What was once old is now new again as Voidpoint and 3D Realms have returned with a new game called Ion Fury (previously called Ion Maiden). While Duke Nukem and Shadow Warrior had spawned sequels and remakes using modern gaming features and graphics, Ion Fury takes a step back by giving gamers the look, sound, and feel of a game from the 90s. Playing as Shelly “Bombshell” Harrison, players must take on the evil Dr. Jadus Heskel and his army of Cyber-Cultists.
While the look of the game may be retro there are many features that were not possible back in the day, including auto saves, improved physics, headshots, and more. The game is a fast-paced and action-packed shooter that more than holds its own with any of the recent entries into the genre.
While I had played the preview mission about a year ago, the full game did take a bit of adjustment as some things simply do not play like a modern game would. There can be some clipping issues, and enemy A.I. can be erratic – but the awesome array of weapons from your Loverboy pistol to shotguns, machine guns, chain guns, and grenade launchers are more than enough to cut enemies down to size. You will need this and more such as as the game throws lots of enemies at you. As you progress. they become more abundant, varied, and vastly more dangerous.
Ion Fury is filled with numerous secret areas and pop culture references, from the lines your character says to all sorts of locales and situations you encounter during gameplay. There are also some clever call backs to earlier games. I noticed the bloody handprint from Blood, the Ying/Yang symbol from Shadow Warrior, and Duke’s atomic symbol at various times.
The game mixes indoor and outdoor scenes well, including an academy, subway, mansion, and of course there’s a secret lab filled with all sorts of evil experiments.
The game is also filled with several puzzles, as well as a few very annoying jumps that had me cursing at their difficulty on more than one occasion. There were also plenty of long levels where you had to find alternate ways into rooms to obtain the key cards to unlock other areas and keep the action moving. There was a decent supply of health and body armor along the way, never unappreciated as enemies would either swarm or attack from hiding frequently.

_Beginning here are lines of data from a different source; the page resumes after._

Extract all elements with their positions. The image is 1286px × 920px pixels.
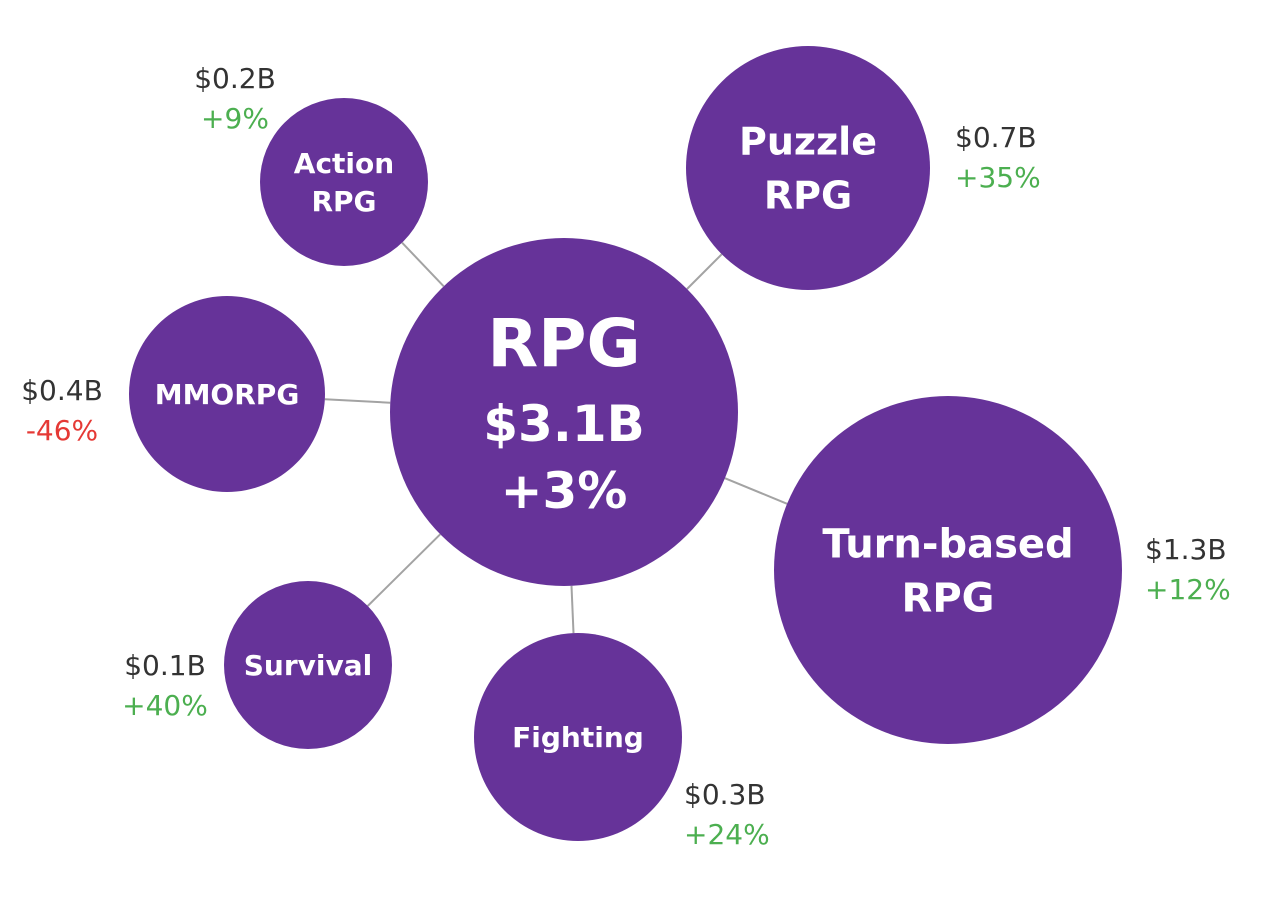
bubble-circle-turn-based-rpg bbox=[774, 396, 1122, 744]
value-label-mmorpg: $0.4B -46% bbox=[21, 374, 103, 447]
change-mmorpg: -46% bbox=[26, 414, 98, 447]
value-label-fighting: $0.3B +24% bbox=[684, 778, 770, 851]
bubble-circle-action-rpg bbox=[260, 98, 428, 266]
value-labels: $0.2B +9% $0.7B +35% $0.4B -46% $1.3B +12% $0.1B… bbox=[21, 62, 1230, 851]
bubble-name-survival: Survival bbox=[244, 649, 373, 682]
bubble-fighting: Fighting bbox=[474, 633, 682, 841]
value-label-action-rpg: $0.2B +9% bbox=[194, 62, 276, 135]
change-turn-based-rpg: +12% bbox=[1145, 573, 1231, 606]
connector-fighting bbox=[570, 585, 575, 634]
bubble-name-action-rpg: RPG bbox=[311, 185, 376, 218]
value-turn-based-rpg: $1.3B bbox=[1145, 533, 1227, 566]
bubbles: RPG $3.1B +3% Action RPG Puzzle RPG MMORPG Turn-… bbox=[129, 46, 1122, 841]
bubble-name-puzzle-rpg: RPG bbox=[764, 174, 852, 218]
change-survival: +40% bbox=[122, 689, 208, 722]
bubble-circle-mmorpg bbox=[129, 296, 325, 492]
connector-lines bbox=[324, 242, 788, 634]
connector-action-rpg bbox=[401, 242, 445, 287]
center-bubble-rpg: RPG $3.1B +3% bbox=[390, 238, 738, 586]
bubble-name-turn-based-rpg: Turn-based bbox=[822, 521, 1073, 567]
connector-survival bbox=[366, 533, 441, 607]
change-puzzle-rpg: +35% bbox=[955, 161, 1041, 194]
value-fighting: $0.3B bbox=[684, 778, 766, 811]
bubble-circle-fighting bbox=[474, 633, 682, 841]
value-mmorpg: $0.4B bbox=[21, 374, 103, 407]
value-label-puzzle-rpg: $0.7B +35% bbox=[955, 121, 1041, 194]
center-change: +3% bbox=[501, 462, 628, 520]
bubble-name-puzzle-rpg: Puzzle bbox=[739, 120, 877, 164]
connector-turn-based-rpg bbox=[724, 477, 788, 505]
bubble-action-rpg: Action RPG bbox=[260, 98, 428, 266]
value-survival: $0.1B bbox=[124, 649, 206, 682]
bubble-name-fighting: Fighting bbox=[512, 721, 644, 754]
value-label-survival: $0.1B +40% bbox=[122, 649, 208, 722]
bubble-name-action-rpg: Action bbox=[294, 147, 394, 180]
bubble-mmorpg: MMORPG bbox=[129, 296, 325, 492]
bubble-name-mmorpg: MMORPG bbox=[155, 378, 300, 411]
connector-puzzle-rpg bbox=[686, 253, 723, 290]
center-value: $3.1B bbox=[483, 395, 644, 453]
bubble-circle-puzzle-rpg bbox=[686, 46, 930, 290]
bubble-name-turn-based-rpg: RPG bbox=[902, 575, 995, 621]
connector-mmorpg bbox=[324, 398, 391, 404]
bubble-turn-based-rpg: Turn-based RPG bbox=[774, 396, 1122, 744]
change-fighting: +24% bbox=[684, 818, 770, 851]
value-action-rpg: $0.2B bbox=[194, 62, 276, 95]
center-bubble-circle bbox=[390, 238, 738, 586]
center-title: RPG bbox=[487, 305, 640, 382]
value-puzzle-rpg: $0.7B bbox=[955, 121, 1037, 154]
bubble-puzzle-rpg: Puzzle RPG bbox=[686, 46, 930, 290]
bubble-circle-survival bbox=[224, 581, 392, 749]
value-label-turn-based-rpg: $1.3B +12% bbox=[1145, 533, 1231, 606]
change-action-rpg: +9% bbox=[201, 102, 269, 135]
bubble-survival: Survival bbox=[224, 581, 392, 749]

As I played the game I moved past the nostalgia and became really focused on the story and the action. I was able to look past the older graphics and gameplay and remember just how fun this type of game was and how we would spend hours online playing games like this with friends.

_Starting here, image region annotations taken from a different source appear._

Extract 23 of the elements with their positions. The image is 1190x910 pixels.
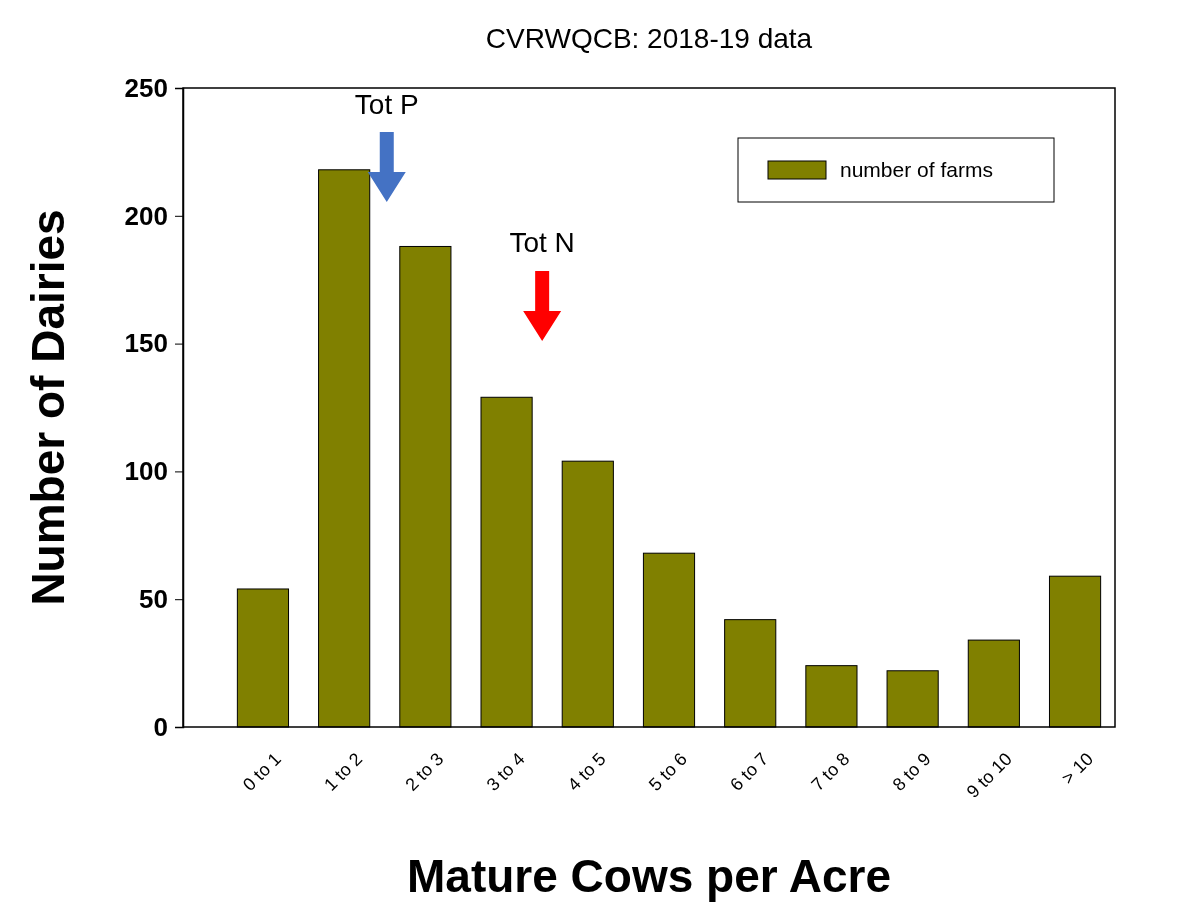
y-axis-title: Number of Dairies	[22, 209, 74, 606]
x-tick-label: 6 to 7	[726, 748, 773, 795]
y-tick-label: 100	[124, 456, 168, 487]
x-axis-title: Mature Cows per Acre	[407, 850, 891, 902]
x-tick-label: 8 to 9	[888, 748, 935, 795]
annotation: Tot N	[509, 227, 575, 258]
y-tick-label: 250	[124, 72, 168, 103]
x-tick-label: 5 to 6	[644, 748, 691, 795]
x-tick-label: 4 to 5	[563, 748, 610, 795]
x-tick-label: 3 to 4	[482, 748, 529, 795]
x-tick-label: 1 to 2	[320, 748, 367, 795]
x-tick-label: 7 to 8	[807, 748, 854, 795]
x-tick-label: 0 to 1	[238, 748, 285, 795]
y-tick-label: 0	[153, 711, 168, 742]
y-tick-label: 150	[124, 328, 168, 359]
chart-title: CVRWQCB: 2018-19 data	[485, 23, 813, 54]
y-tick-label: 50	[139, 584, 168, 615]
x-tick-label: 2 to 3	[401, 748, 448, 795]
legend-label: number of farms	[840, 158, 993, 181]
annotation: Tot P	[354, 89, 419, 120]
x-tick-label: > 10	[1057, 748, 1098, 789]
x-tick-label: 9 to 10	[962, 748, 1016, 802]
y-tick-label: 200	[124, 200, 168, 231]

Sadly, that isn’t an option with Ion Fury. So far, the game doesn’t have a multiplayer option. I had interviewed the developers more than a year ago, and at the time they said that multiplayer would be in the final release. They may release it as a patch or update later. They may not.
The game is affordable at $19.99. Considering I put in 14 hours of gameplay to complete the game, that’s a lot of game play per dollar. The game more than delivers, and I didn’t even find all the secret areas offered in each level.
If you are in the mood for some retro action, then Ion Fury is one that you won’t want to miss.